Ponta Delgada: D. Nuno convida comunidade a reconhecer o verdadeiro Rei e a percorrer com Ele um novo caminho

Foto: Duarte Gomes

O bispo do Funchal presidiu no domingo, dia 7 de janeiro, à Eucaristia da Solenidade da Epifania do Senhor na paróquia de Ponta Delgada, onde se rezou de forma particular pelos moradores na Segunda e Terceira Lombadas.

Um momento para o prelado levar os presentes a refletir sobre o verdadeiro Rei, sobre os Magos e os presentes que estes entregaram ao Menino e sobre o novo caminho pelo qual os Magos retornaram às suas terras.

É verdade que Herodes fez muitas coisas, muitas obras, obras enormes, mas não era ele o verdadeiro Rei. Tanto assim que, quando chegaram a Jerusalém uns Magos vindos do Oriente, perguntaram a Herodes, «onde está o rei dos Judeus que acaba de nascer?

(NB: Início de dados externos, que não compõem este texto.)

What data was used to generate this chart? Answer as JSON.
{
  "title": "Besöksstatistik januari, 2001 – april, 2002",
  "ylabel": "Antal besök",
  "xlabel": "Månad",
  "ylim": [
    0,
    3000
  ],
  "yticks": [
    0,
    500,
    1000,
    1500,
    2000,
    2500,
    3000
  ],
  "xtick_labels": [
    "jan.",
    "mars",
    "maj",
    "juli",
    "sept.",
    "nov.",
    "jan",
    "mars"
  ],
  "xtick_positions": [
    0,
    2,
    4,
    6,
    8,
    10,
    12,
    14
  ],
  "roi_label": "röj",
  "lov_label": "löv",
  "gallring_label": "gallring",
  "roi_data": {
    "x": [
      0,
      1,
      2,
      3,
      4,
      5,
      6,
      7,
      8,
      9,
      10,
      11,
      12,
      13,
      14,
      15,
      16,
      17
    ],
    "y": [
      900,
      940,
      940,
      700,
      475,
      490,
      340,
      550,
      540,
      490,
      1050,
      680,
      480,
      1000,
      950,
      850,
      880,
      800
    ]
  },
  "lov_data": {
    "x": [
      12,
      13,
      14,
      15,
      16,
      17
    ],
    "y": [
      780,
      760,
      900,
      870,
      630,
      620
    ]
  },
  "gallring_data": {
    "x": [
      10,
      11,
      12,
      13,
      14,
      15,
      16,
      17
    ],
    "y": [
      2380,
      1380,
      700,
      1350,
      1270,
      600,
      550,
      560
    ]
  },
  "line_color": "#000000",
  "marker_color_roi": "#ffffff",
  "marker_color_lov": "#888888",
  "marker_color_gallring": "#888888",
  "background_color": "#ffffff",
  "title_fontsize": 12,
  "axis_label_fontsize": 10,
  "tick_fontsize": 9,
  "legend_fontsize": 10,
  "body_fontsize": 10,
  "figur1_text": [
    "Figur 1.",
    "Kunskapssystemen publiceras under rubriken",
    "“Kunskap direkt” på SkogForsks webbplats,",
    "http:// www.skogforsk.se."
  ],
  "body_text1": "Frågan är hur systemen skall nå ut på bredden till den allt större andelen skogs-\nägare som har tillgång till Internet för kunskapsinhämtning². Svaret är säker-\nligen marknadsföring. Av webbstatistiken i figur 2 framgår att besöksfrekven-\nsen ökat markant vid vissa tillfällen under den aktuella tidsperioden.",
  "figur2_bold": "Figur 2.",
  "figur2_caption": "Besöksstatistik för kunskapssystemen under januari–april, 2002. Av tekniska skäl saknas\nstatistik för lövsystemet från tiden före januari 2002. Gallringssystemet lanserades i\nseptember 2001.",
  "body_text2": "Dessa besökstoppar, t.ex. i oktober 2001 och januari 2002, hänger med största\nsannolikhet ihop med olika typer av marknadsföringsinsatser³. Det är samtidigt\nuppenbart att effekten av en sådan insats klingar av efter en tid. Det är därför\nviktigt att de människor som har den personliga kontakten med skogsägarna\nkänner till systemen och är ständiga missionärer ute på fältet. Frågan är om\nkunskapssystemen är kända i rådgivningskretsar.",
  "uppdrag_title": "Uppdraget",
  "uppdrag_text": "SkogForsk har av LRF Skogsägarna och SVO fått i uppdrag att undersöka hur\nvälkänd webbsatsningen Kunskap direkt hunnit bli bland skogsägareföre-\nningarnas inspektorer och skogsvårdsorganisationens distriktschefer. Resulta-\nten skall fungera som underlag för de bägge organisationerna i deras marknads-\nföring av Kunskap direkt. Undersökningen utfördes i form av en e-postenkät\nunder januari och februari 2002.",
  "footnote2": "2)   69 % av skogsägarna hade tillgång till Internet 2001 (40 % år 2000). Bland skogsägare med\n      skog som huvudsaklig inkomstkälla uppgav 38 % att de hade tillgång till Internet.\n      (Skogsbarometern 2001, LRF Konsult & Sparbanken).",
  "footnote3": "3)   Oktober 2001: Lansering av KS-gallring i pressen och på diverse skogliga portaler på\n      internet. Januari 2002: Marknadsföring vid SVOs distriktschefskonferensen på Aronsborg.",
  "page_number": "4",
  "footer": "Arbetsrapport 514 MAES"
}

Nós vimos a sua estrela no Oriente e viemos adorá-lo».

Continuando a seguir a estrela eles acabaram por encontrar o Menino num palheiro, com um burro e uma vaca, um sítio que cheirava mal e que de conforto não tinha nada, pelo que lhes deve ter sido difícil reconhecer o Rei naquela criança.

Mas Ele era, verdadeiramente, o Rei dos Judeus, a quem os Reis adoraram e entregaram os presentes que traziam. “O ouro que se dá aos Reis, o ouro de que estes estão habitualmente revestidos, reconhecendo que “aquele Menino governa os seus corações, que governa a vida daqueles Magos; o incenso, presença do verdadeiro Deus, que se pode ver, tocar e ouvir e finalmente a mirra, um dos produtos usado na sepultura, quer dizer, reconheceram o Rei, Deus e homem”.

Transpondo para os nossos dias esta realidade, D. Nuno Brás referiu que nos estamos a referir que “à hóstia e ao vinho que são o corpo do Rei, de Deus e do homem” e, ao contrário dos Magos, ainda “temos umas ajudas extra como “a celebração, os cânticos”, mas a atitude é a mesma: procurar descobrir a presença de Deus na nossa vida, na Eucaristia, na sagrada escritura, no nosso irmão, naqueles de quem nós muitas vezes não gostamos, mas que são presença de Deus”.

“Verdadeiramente nós somos como os Magos, verdadeiramente andamos à procura de Deus, verdadeiramente Ele vem ao nosso, ao teu, encontro e pede que o reconheças nas pequenas coisas da nossa vida”, vincou o prelado.

E os Magos, lembrou, “voltaram à sua terra por outro caminho, caminho novo, caminho diferente”, precisamente porque “tinham encontrado Deus, a sua vida estava transformada e eles perceberam que não podiam voltar pelo mesmo caminho”.

“Que o Senhor nos dê a graça de O encontrarmos, de O encontrarmos, assim nas pequenas coisas, nestas realidades tão pequenas, mas onde Ele vem ao nosso encontro em tantas realidades e nos dê a graça de fazer um outro caminho, que o mesmo é dizer, de ser sermos capazes de deixar que Ele mude, que Ele transforme a nossa vida”.

No final da celebração, coube ao Pe. Duarte pároco da ponta Delgada agradecer a presença de D. Nuno e também o trabalho de duas paroquianas que ficaram encarregues de organizar esta solenidade da Epifania e de nomear os festeiros do próximo ano.